Or, les protozoaires sont des êtres aquatiques; il en est de même de tous les éléments anatomiques des animaux supérieurs, qui sont soumis à la loi de constance du milieu des Océans primitifs, découverte par Quinton, soit que les animaux qu'ils constituent séjournent dans le milieu marin, soit qu'ils vivent dans l'eau douce ou dans l'air.

Ainsi se trouve confirmée la vue de Lamarck, relative à l'origine Océanique de la vie.

D'autre part, l'anatomie comparée a découvert, et découvre tous les jours, des liens nombreux qui rattachent les espèces, actuellement existantes, à des espèces éteintes, et qui rattachent celles-ci, les unes aux autres, au travers de l'immensité des temps géologiques. Grâce à elle, des enchaînements sont maintenant établis entre des animaux d'espèces différentes, de genre différents, de familles différentes, d'ordres différents[107], et des séries de formes qui se prolongent pendant plusieurs époques ont pu être reconstituées dans quelques ordres d'Invertébrés et de la classe des Mammifères, des Reptiles et des Poissons[108].

A défaut de ces formes, l'anatomie comparée peut invoquer les organes rudimentaires, ou plus exactement atrophiés, correspondant, dans certaines catégories d'animaux, à des organes qui sont très fonctionnels chez d'autres.

Ces organes se remarquent dans tous les groupes du règne animal, chez les Spongiaires, les Échinodermes, les Mollusques, les Arthropodes, les Insectes, les Poissons, les Reptiles, les Oiseaux, les Cétacés, les Ruminants, les Solipèdes, les Carnassiers et l'Homme; ils attestent un même type d'organisation dans les groupes auxquels appartiennent les animaux qui les présentent et ils sont absolument inexplicables, sans le secours de la théorie de la modificabilité[109].

A plus forte raison en est-il ainsi des anomalies régressives qui se traduisent par la réapparition fortuite, chez un individu, d'organes ou de rudiments d'organes, disparus dans les types normaux de son espèce, mais ayant fait partie de l'organisation d'espèces antérieures. Tels sont: les germes de dents dans la mâchoire de quelques jeunes oiseaux; les stylets, ou doigts latéraux, que possèdent certains chevaux; et, chez l'homme: la cloison interstomacale qui sépare quelquefois le grand cul-de-sac du petit cul-de-sac de l'estomac; la mobilité du pavillon auriculaire; un appendice caudal; et le stermalis brutorum, dont j'ai, personnellement, pu voir, en 1879, un spécimen, sur un sujet, au laboratoire de la Société d'Anthropologie de Paris, lorsque je suivais les cours si remarquables du professeur Broca, sur l'anatomie comparée de l'homme et des animaux supérieurs.

En résumé, la philosophie paléontologique, la philosophie anatomique, convergent vers un même but: la démonstration de l'évolution des êtres organisés.

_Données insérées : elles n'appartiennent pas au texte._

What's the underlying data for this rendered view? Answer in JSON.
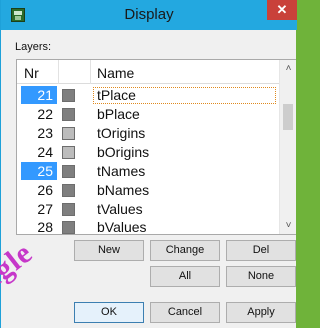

En présence de la multiplicité de ces faits concordants, cette hypothèse s'impose. Quelles que soient les difficultés, les lacunes et les énigmes que sa vérification présente encore, c'est la plus conforme à l'ensemble des renseignements obtenus; il est de plus en plus irrationnel de la repousser. Tous les savants, dignes de ce nom, l'ont adoptée et ses adversaires ont perdu toute autorité. Ce n'est certainement pas dans les rangs des véritables philosophes positivistes que ces adversaires trouveront leur dernier refuge.

Tentatives d'explication de la modificabilité. Supériorité des raisons invoquées par Lamarck.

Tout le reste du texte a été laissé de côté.